349 — Single-cell molecular connectomics of intracortically-projecting neurons

Klingler et al (10.1101/378760)

Read on 04 August 2018
#neuroscience  #cortex  #mouse  #transcriptome  #S1  #M1  #A1  #V1  #thalamus  #MAPseq  #RNA  #barcode  #connectome 

Classical single-cell connectomics has required huge anatomical datasets, and because the imaging takes place ex-vivo, generally, these datasets lack functional or physiological information. This means that genetic and cell-type information is lost.
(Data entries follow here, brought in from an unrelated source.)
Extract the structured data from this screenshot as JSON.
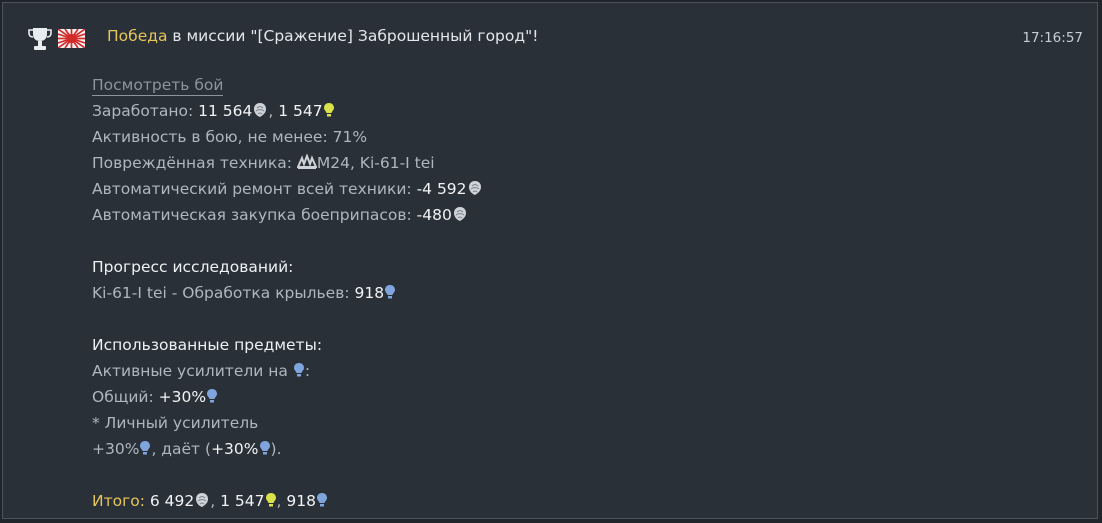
{
  "header": {
    "victory_word": "Победа",
    "message": " в миссии \"[Сражение] Заброшенный город\"!",
    "time": "17:16:57",
    "icons": [
      "trophy-icon",
      "japan-flag-icon"
    ]
  },
  "battle": {
    "view_battle_link": "Посмотреть бой",
    "earned_label": "Заработано: ",
    "earned_sl": "11 564",
    "earned_rp_sep": ", ",
    "earned_rp": "1 547",
    "activity": "Активность в бою, не менее: 71%",
    "damaged_label": "Повреждённая техника: ",
    "damaged_vehicles": "M24, Ki-61-I tei",
    "auto_repair_label": "Автоматический ремонт всей техники: ",
    "auto_repair_value": "-4 592",
    "auto_ammo_label": "Автоматическая закупка боеприпасов: ",
    "auto_ammo_value": "-480"
  },
  "research": {
    "heading": "Прогресс исследований:",
    "item_label": "Ki-61-I tei - Обработка крыльев: ",
    "item_value": "918"
  },
  "items": {
    "heading": "Использованные предметы:",
    "active_boosters_label": "Активные усилители на ",
    "active_boosters_colon": ":",
    "general_label": "Общий: ",
    "general_value": "+30%",
    "personal_booster": "* Личный усилитель",
    "personal_value": "+30%",
    "gives_label": ", даёт (",
    "gives_value": "+30%",
    "gives_close": ")."
  },
  "total": {
    "label": "Итого:",
    "sl": " 6 492",
    "sep1": ", ",
    "rp": "1 547",
    "sep2": ", ",
    "research": "918"
  },
  "colors": {
    "accent_gold": "#e6c65a",
    "sl_icon": "#cfd3d8",
    "rp_icon": "#d9e24a",
    "research_icon": "#7fa5dc"
  }
}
MAPseq is a procedure in which researchers genetically barcode neurons, wait for the neuron to transport those DNA barcodes to the neural “destinations” (namely, synapses), and then perform DNA-sequencing on the neural tissue in order to determine breadth and spread of those neurons. Because of the enormous combinatorial variety of possible genetic barcodes (see also: antibody random assortment for receptor diversity), it is generally possible to distinguish individual neurons (even in the presence of noisy measurements).

This protocol, dubbed ConnectID, combines MAPseq with RNA sequencing in order to determine the native gene expression of the neuron. In this way, it is possible to collect both the projection map of the neurons, as well as core information about the neurons, such as neuron type, associated neurotransmitters…perhaps even cell lineage.

Using ConnectID, (which I think is also the name of a cloud authentication provider, right?) the researchers were able to establish both a projection map from S1 to several other brain areas, and explain the distributions of neuron-type diversity in each of those areas.